A bead of sweat held to the line of my jaw, tickling. I slipped inside, easing the door shut behind me. Setting down my feet as silently as I could, I led with the club, holding it upright, a yuppie samurai sword. I inched around the cabinets, my view of the kitchen opening up.
Across the room the back door finished a slow opening arc, stopping halfway.
I bounded over to it. At the far edge of the lawn, a large man in a ski mask and black zip-up jacket stood perfectly still, facing the house, arms at his sides.
Waiting on me.
I froze, my heart lurching, my throat seizing up.
His gloved hands floated at his sides like a mime's. He seemed to register me not with his dark irises but with the suspended crescents of white that held them.

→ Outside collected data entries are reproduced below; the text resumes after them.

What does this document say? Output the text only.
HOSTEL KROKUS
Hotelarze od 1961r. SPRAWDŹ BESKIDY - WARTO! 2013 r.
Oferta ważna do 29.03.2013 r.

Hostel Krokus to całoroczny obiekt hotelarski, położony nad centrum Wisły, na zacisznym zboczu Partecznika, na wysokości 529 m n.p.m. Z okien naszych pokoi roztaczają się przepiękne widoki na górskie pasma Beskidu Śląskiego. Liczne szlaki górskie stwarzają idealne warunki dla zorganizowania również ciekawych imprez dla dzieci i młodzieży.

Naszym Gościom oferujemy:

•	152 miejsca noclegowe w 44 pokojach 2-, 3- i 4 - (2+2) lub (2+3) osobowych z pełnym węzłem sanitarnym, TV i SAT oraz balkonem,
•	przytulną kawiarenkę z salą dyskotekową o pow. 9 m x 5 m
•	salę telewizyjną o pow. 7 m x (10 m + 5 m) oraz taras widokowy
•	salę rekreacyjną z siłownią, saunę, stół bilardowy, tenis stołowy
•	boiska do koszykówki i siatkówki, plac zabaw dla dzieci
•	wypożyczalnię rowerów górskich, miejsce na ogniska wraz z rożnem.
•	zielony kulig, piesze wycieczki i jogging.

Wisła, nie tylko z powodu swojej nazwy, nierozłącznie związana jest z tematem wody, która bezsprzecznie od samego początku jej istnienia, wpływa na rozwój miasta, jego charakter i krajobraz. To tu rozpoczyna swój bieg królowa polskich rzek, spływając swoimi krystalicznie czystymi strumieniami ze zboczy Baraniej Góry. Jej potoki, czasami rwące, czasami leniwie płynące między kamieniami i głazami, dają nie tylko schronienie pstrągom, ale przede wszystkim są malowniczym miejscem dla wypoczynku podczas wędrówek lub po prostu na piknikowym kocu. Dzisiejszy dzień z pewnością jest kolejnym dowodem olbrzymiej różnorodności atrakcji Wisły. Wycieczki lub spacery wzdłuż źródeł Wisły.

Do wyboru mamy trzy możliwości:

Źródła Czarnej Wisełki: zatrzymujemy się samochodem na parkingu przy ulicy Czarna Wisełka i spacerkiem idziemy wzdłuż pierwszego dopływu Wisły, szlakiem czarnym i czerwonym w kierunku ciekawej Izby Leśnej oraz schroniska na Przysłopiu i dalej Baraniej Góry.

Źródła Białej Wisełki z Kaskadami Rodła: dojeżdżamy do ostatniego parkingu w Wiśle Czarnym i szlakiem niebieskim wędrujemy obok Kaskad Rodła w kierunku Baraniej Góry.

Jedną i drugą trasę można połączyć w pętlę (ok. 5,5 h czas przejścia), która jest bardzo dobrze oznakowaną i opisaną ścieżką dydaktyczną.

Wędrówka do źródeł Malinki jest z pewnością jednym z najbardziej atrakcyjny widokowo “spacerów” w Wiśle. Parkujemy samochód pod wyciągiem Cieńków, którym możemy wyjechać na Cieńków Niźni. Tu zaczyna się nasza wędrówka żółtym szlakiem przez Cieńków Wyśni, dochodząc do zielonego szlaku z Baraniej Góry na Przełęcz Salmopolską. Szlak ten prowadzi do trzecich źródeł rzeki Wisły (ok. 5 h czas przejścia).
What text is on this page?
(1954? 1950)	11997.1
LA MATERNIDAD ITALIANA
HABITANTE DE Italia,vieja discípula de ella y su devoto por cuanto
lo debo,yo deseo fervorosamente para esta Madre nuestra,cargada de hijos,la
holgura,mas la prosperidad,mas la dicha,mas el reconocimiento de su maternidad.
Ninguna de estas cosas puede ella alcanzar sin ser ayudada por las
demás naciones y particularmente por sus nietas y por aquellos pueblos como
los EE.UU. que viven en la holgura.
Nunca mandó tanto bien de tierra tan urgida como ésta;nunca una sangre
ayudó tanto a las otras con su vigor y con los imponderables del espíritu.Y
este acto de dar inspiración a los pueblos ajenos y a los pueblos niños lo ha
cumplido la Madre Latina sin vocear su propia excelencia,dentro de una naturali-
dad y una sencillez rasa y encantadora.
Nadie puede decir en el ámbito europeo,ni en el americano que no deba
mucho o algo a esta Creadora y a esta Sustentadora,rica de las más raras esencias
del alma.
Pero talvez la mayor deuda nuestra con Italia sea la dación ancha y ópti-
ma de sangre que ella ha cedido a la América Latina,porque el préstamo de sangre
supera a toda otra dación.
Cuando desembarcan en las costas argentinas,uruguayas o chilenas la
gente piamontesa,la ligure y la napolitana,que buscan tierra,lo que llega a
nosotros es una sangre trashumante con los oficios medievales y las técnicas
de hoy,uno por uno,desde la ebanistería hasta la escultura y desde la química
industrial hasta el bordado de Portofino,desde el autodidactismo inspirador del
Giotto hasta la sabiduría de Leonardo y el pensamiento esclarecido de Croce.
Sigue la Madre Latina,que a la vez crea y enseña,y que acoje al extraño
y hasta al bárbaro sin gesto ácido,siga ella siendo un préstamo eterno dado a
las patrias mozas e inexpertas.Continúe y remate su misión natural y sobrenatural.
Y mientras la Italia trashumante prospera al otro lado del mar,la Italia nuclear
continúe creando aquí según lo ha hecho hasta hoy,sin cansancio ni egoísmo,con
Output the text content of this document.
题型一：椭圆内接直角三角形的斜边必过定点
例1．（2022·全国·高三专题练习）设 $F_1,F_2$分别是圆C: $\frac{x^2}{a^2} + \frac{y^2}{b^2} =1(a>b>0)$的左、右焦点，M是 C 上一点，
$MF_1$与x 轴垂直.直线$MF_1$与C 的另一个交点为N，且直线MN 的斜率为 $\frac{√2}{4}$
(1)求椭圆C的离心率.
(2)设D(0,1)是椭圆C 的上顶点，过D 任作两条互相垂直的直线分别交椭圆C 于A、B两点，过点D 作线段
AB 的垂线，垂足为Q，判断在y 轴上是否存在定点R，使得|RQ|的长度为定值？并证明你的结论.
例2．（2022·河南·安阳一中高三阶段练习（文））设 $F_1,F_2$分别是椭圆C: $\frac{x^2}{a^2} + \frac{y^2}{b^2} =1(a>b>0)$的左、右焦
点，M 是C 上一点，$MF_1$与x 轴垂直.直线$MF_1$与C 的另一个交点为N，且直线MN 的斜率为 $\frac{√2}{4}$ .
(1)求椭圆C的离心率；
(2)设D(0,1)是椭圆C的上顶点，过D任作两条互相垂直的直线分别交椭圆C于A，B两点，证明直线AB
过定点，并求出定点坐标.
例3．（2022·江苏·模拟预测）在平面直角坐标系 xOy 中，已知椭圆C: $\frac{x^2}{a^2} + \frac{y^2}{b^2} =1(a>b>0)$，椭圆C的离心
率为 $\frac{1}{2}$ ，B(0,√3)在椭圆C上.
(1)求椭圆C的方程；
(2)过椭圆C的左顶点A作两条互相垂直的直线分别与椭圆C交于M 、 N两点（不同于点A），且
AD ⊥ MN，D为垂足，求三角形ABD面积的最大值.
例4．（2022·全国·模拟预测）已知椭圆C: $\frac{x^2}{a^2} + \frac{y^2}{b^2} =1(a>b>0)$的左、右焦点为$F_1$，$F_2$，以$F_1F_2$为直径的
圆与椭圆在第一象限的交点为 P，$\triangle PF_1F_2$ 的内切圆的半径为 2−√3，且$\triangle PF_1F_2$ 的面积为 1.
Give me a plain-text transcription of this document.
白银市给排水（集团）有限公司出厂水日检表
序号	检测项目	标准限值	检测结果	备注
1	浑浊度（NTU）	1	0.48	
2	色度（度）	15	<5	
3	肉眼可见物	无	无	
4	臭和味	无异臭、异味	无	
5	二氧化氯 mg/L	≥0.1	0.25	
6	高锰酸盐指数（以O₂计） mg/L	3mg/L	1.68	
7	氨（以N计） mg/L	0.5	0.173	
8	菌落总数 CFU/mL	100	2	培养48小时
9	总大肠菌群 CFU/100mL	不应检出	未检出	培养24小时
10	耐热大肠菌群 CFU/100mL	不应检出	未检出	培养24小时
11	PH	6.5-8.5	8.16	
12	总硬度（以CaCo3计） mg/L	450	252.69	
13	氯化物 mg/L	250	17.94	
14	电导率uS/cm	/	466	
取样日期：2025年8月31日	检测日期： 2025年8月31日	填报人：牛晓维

He turned and ran almost silently through the sumac. Enraged, terrified, I followed. In the sane quadrant of my brain, I noted his bulk and almost military efficiency. And his black boots, which I would've bet were size-eleven-and-a-half Danner Acadias. He bounded from an upended terra-cotta pot to the roof of the greenhouse shed as if off a trampoline bounce, then whistled over the fence. I hurled the club at him, but it hit the wood and rebounded back at me. I slammed into the fence and hoisted myself onto it, shoes scrabbling for purchase. Hanging, the slat edges digging into my gut, I looked up the street, but he'd vanished. Into a yard, a house, around the corner.
I dropped back down with a grunt, fighting to catch my breath. Had I surprised him by altering my schedule, skipping the movies? If so, he sure hadn't seemed concerned. Judging by his build and adroitness, he could have dismantled me. So hurting me wasn't his aim. At least not yet.